De opeenstapeling én normalisering van moslimdiscriminatie en haatincidenten leiden tot een structureel onveiligheidsgevoel bij moskeebezoekers, vrijwilligers en omwonenden. Dat ondermijnt vertrouwen, belemmert participatie en vergroot polarisatie. Het tegengaan hiervan vraagt om consequente taal en daden van publieke instellingen, media en politiek, evenals zichtbare bescherming en ondersteuning van getroffen gemeenschappen.
Vanuit dat perspectief is het de primaire taak van de overheid om vrijheid en veiligheid te garanderen, zodat mensen kunnen gaan waarheen zij willen en kunnen doen wat zij belangrijk vinden. De vrijheid van godsdienst en levensovertuiging is een fundamenteel recht; voor de uitoefening daarvan is het essentieel dat moskeeën, net als alle andere gebedshuizen, een veilige omgeving voor bezoekers zijn.

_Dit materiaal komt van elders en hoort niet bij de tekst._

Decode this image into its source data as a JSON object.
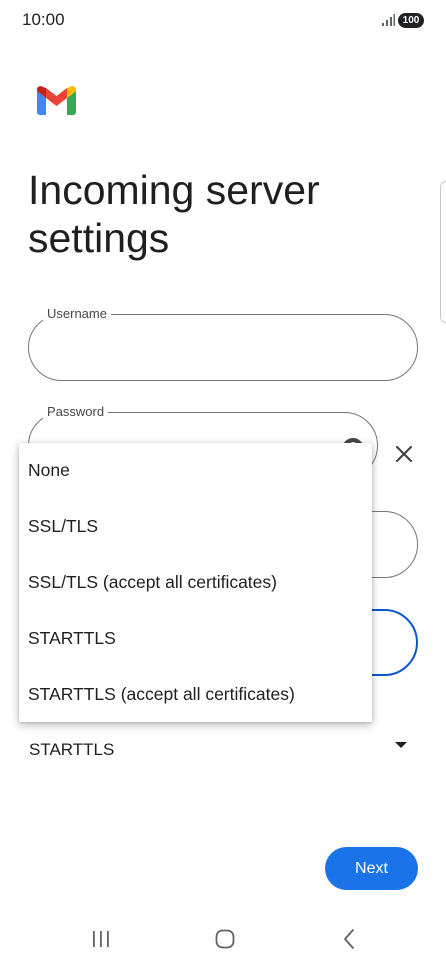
{
  "status_bar": {
    "time": "10:00",
    "battery": "100"
  },
  "screen": {
    "title": "Incoming server settings"
  },
  "fields": {
    "username_label": "Username",
    "password_label": "Password"
  },
  "security": {
    "selected": "STARTTLS",
    "options": [
      "None",
      "SSL/TLS",
      "SSL/TLS (accept all certificates)",
      "STARTTLS",
      "STARTTLS (accept all certificates)"
    ]
  },
  "actions": {
    "next_label": "Next"
  },
  "colors": {
    "accent": "#1a73e8",
    "focus": "#0b57d0",
    "text": "#1f1f1f"
  },
  "icons": [
    "gmail-logo",
    "eye-icon",
    "close-icon",
    "dropdown-arrow-icon",
    "recents-icon",
    "home-icon",
    "back-icon"
  ]
}
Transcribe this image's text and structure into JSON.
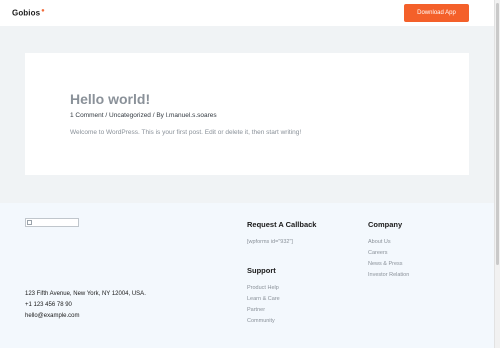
{
  "header": {
    "logo_text": "Gobios",
    "cta_label": "Download App"
  },
  "post": {
    "title": "Hello world!",
    "meta": "1 Comment / Uncategorized / By l.manuel.s.soares",
    "body": "Welcome to WordPress. This is your first post. Edit or delete it, then start writing!"
  },
  "footer": {
    "contact": {
      "address": "123 Fifth Avenue, New York, NY 12004, USA.",
      "phone": "+1 123 456 78 90",
      "email": "hello@example.com"
    },
    "callback": {
      "title": "Request A Callback",
      "shortcode": "[wpforms id=\"932\"]"
    },
    "support": {
      "title": "Support",
      "links": [
        "Product Help",
        "Learn & Care",
        "Partner",
        "Community"
      ]
    },
    "company": {
      "title": "Company",
      "links": [
        "About Us",
        "Careers",
        "News & Press",
        "Investor Relation"
      ]
    }
  },
  "colors": {
    "accent": "#f4602a",
    "footer_bg": "#f3f8fd",
    "page_bg": "#f0f3f5"
  }
}
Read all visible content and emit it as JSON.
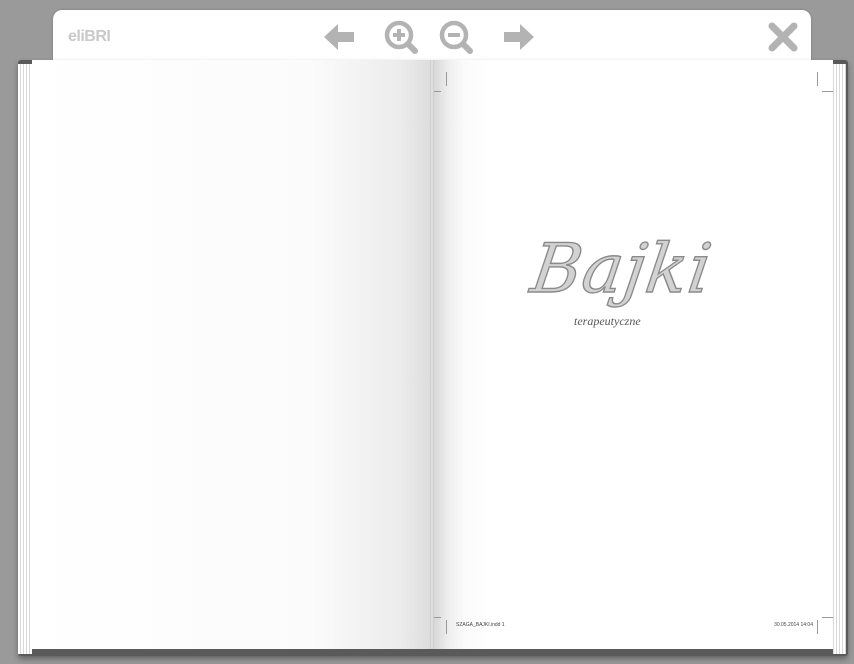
{
  "toolbar": {
    "logo": "eliBRI",
    "prev_icon": "arrow-left-icon",
    "zoom_in_icon": "zoom-in-icon",
    "zoom_out_icon": "zoom-out-icon",
    "next_icon": "arrow-right-icon",
    "close_icon": "close-icon",
    "icon_color": "#b3b3b3"
  },
  "right_page": {
    "title": "Bajki",
    "subtitle": "terapeutyczne",
    "slug_file": "SZAGA_BAJKI.indd   1",
    "slug_date": "30.05.2014   14:04"
  },
  "colors": {
    "background": "#9a9a9a",
    "toolbar": "#ffffff",
    "page": "#ffffff"
  }
}
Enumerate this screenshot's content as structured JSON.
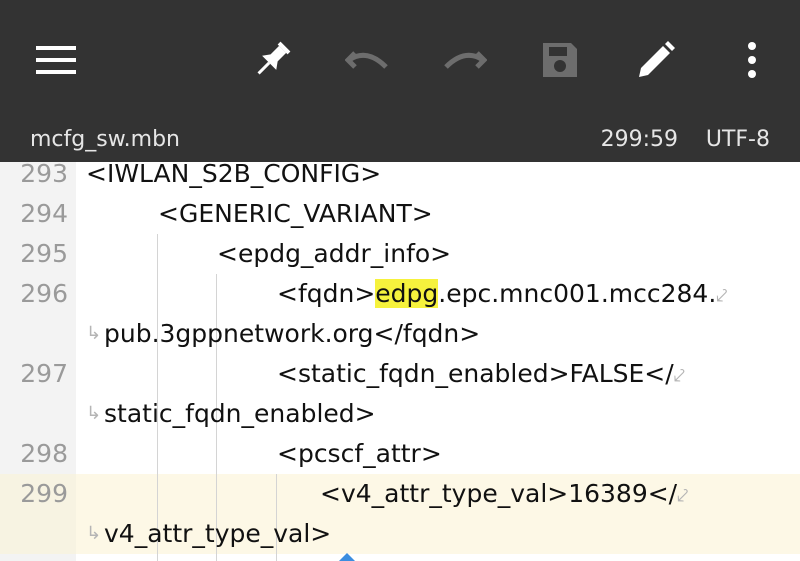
{
  "toolbar": {
    "icons": [
      "menu-icon",
      "pin-icon",
      "undo-icon",
      "redo-icon",
      "save-icon",
      "edit-icon",
      "more-vertical-icon"
    ],
    "accent": "#333333"
  },
  "status": {
    "filename": "mcfg_sw.mbn",
    "position": "299:59",
    "encoding": "UTF-8"
  },
  "editor": {
    "highlight_color": "#fdf8e6",
    "find_highlight_color": "#f6f23d",
    "lines": [
      {
        "num": "293",
        "rows": [
          "<IWLAN_S2B_CONFIG>"
        ]
      },
      {
        "num": "294",
        "rows": [
          "<GENERIC_VARIANT>"
        ]
      },
      {
        "num": "295",
        "rows": [
          "<epdg_addr_info>"
        ]
      },
      {
        "num": "296",
        "rows": [
          "<fqdn>",
          "edpg",
          ".epc.mnc001.mcc284.",
          "pub.3gppnetwork.org</fqdn>"
        ]
      },
      {
        "num": "297",
        "rows": [
          "<static_fqdn_enabled>FALSE</",
          "static_fqdn_enabled>"
        ]
      },
      {
        "num": "298",
        "rows": [
          "<pcscf_attr>"
        ]
      },
      {
        "num": "299",
        "rows": [
          "<v4_attr_type_val>16389</",
          "v4_attr_type_val>"
        ]
      }
    ]
  }
}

Nederland is een land waarin mensen met verschillende achtergronden, overtuigingen en culturen in goede harmonie samenleven. Dat vraagt om zorg voor elkaars veiligheid en waardigheid, en om een maatschappelijk klimaat dat geen tegenstellingen op de spits drijft maar bruggen slaat. Dreigementen en negatieve beeldvorming schaden niet alleen individuen en gemeenschappen, maar ook het onderlinge vertrouwen dat samenleven mogelijk maakt.
Tegelijkertijd zien we in het hele land positieve krachten: mensen en organisaties die zich inzetten voor ontmoeting, begrip en samenwerking. Maar deze schokkende bedreigingen laten zich niet uitsluitend met lokale initiatieven oplossen. Er is meer nodig van de overheid: vroegtijdig signaleren en melden van dreigingen faciliteren, structurele preventie en monitoring, zichtbare bescherming van gebedshuizen, en effectieve opsporing en vervolging. ISN werkt dagelijks aan praktische oplossingen en denkt hierover graag mee.
Wij roepen media, politiek en burgers op om gezamenlijk verantwoordelijkheid te nemen: maak haatincidenten zichtbaar, en werk vooral actief aan het verminderen van polarisatie en het versterken van samenhang.